MT1-Gewebevergleich mittels PCR Theorie:

In einer PCR wird ein gewünschtes Produkt in verschiedenen Geweben amplifiziert. Danach wird die Templatemenge semiquantitativ durch die Stärke der Banden auf einem Agarosegel verglichen.
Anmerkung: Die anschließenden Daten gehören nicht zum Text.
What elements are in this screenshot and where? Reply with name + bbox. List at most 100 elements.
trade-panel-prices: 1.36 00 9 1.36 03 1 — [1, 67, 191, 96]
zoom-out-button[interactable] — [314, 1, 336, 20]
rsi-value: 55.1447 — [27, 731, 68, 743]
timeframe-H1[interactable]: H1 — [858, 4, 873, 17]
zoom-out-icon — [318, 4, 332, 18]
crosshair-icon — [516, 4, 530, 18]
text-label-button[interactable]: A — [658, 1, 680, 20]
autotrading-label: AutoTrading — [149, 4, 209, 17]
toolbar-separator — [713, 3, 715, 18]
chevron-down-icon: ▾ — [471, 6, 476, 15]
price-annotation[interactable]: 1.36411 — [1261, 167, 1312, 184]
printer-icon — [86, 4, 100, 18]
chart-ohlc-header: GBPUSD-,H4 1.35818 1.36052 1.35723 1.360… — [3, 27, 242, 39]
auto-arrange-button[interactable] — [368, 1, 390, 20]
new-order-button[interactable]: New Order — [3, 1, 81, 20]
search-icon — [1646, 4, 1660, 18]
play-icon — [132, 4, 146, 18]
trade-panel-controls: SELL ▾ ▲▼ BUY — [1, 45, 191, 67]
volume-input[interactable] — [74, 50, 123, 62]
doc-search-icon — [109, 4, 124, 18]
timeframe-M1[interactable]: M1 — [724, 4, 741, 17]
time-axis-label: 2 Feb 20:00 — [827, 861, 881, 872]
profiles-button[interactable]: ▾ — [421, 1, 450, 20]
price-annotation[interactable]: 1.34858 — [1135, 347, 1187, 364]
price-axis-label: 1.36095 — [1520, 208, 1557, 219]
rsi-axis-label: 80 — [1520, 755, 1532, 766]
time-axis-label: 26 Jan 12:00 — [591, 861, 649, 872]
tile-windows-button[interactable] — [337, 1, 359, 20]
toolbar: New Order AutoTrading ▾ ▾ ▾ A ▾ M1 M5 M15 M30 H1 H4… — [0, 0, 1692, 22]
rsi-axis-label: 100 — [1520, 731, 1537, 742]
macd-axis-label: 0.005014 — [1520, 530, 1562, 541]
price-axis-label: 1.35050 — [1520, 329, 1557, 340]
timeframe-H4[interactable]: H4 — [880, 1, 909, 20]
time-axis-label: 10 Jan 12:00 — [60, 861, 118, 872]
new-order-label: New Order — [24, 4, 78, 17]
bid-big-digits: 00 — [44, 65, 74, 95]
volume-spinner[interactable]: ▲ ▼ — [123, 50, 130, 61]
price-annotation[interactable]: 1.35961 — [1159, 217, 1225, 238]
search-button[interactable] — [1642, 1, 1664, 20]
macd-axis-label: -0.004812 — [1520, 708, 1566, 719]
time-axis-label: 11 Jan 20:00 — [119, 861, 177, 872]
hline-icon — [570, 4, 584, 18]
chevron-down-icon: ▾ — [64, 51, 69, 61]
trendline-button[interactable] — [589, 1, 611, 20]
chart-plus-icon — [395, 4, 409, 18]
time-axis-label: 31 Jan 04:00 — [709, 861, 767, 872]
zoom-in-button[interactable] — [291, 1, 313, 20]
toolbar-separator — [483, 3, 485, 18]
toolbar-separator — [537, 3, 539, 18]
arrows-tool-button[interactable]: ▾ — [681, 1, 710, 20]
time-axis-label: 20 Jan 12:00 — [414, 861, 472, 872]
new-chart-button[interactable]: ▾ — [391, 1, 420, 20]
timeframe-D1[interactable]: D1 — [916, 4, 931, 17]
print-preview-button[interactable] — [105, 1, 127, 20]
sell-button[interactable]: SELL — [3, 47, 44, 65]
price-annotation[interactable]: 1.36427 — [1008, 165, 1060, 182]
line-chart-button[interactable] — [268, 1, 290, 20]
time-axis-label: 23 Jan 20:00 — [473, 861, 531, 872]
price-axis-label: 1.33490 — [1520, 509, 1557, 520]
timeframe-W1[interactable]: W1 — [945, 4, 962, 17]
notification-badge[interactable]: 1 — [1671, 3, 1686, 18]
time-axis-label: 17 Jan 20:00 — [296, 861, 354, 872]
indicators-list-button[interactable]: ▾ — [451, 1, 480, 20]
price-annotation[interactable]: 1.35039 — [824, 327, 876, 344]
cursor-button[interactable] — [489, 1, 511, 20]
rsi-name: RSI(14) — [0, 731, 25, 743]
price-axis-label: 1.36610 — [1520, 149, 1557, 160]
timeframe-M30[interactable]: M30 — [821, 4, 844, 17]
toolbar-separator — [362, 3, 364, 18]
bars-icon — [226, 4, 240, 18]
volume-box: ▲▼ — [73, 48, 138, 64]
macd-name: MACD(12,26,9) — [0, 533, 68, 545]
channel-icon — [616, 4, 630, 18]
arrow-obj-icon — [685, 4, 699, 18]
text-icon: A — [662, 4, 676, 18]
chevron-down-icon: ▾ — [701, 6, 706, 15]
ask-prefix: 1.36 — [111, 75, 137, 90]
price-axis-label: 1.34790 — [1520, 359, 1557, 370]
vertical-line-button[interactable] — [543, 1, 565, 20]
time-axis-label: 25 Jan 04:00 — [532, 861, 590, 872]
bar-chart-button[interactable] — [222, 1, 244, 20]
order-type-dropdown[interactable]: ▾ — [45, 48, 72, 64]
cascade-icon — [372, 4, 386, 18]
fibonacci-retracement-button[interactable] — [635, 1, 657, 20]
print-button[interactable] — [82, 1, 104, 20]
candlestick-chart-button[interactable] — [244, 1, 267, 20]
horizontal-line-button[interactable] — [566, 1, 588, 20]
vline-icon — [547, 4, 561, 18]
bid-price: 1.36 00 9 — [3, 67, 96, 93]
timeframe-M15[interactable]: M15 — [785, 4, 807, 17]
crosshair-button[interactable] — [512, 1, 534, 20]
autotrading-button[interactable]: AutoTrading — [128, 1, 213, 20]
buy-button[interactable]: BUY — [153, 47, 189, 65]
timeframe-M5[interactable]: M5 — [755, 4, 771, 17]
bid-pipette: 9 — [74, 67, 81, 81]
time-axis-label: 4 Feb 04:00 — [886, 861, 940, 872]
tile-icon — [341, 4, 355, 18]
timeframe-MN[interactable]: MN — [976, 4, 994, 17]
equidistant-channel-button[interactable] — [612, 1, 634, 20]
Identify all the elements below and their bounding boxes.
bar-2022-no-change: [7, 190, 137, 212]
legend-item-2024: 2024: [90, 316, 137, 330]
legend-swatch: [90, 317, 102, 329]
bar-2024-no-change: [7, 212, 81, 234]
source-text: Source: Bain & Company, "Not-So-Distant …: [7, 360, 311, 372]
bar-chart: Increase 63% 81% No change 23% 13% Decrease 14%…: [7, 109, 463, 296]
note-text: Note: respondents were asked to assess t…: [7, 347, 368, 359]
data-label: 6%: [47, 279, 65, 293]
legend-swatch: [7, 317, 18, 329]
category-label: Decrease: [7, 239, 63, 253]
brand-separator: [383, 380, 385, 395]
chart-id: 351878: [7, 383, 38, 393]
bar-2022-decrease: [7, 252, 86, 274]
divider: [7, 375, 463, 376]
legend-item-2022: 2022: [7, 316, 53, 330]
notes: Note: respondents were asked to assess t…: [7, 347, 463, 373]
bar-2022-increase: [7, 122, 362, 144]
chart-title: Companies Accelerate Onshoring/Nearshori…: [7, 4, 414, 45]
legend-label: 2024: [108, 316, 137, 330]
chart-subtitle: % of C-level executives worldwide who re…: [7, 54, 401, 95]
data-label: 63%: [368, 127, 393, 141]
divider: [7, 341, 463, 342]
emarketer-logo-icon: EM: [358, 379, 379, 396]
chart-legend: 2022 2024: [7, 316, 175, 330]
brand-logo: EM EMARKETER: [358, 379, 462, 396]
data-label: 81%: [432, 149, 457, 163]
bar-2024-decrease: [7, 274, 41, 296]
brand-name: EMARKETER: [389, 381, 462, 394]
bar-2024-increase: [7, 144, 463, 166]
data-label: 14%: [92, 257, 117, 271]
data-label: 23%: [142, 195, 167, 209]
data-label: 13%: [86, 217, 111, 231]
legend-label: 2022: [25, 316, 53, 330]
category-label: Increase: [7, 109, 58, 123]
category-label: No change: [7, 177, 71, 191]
Die Qualität der cDNA wird in einer parallel durchgeführten PCR mit Gen-spezifischen Primern eines sogenannten „housekeeping genes”, der murinen Hypoxanthin-Guanine-Phosphoribosyl-Transferase (HPRT), untersucht (LEE et al., 2001).

Material:

- MT1-Primer, 10 pmol/µl (siehe 3.2.5.)

- siehe 3.2.5., es wurde jedoch ein 25 µl Ansatz eingesetzt

- Primerpaar Maus Hypoxanthin-Guanine-Phosphoribosyl-Transferase (HPRT) (MWG-Biotech, Ebersberg, Deutschland)

Sense Primer mHPRT

5’- CCT GCT GGA TTA CAT TAA AGC - 3’

Antisense Primer mHPRT

5’- GTT GTT GGA TAT GCC CTT GAC 3’

Amplikon 352 bp Methode:

Die RNA wurde aus verschiedenen Geweben nach der Methode, beschrieben unter 3.2.2., extrahiert. Die cDNA-Synthese erfolgte ausgehend von 5 µg RNA. Die RNA wurde mit aqua bidest. auf ein Volumen von 10 µl aufgefüllt, mit 1 µl Oligo dT-Primern (500 ng/µl, Gibco BRL, Life Technologies, Grand Island, NY, USA) versetzt und für 10 Minuten bei 70°C inkubiert. Das Reaktionsgefäß wurde kurz anzentrifugiert und sofort auf Eis abgekühlt.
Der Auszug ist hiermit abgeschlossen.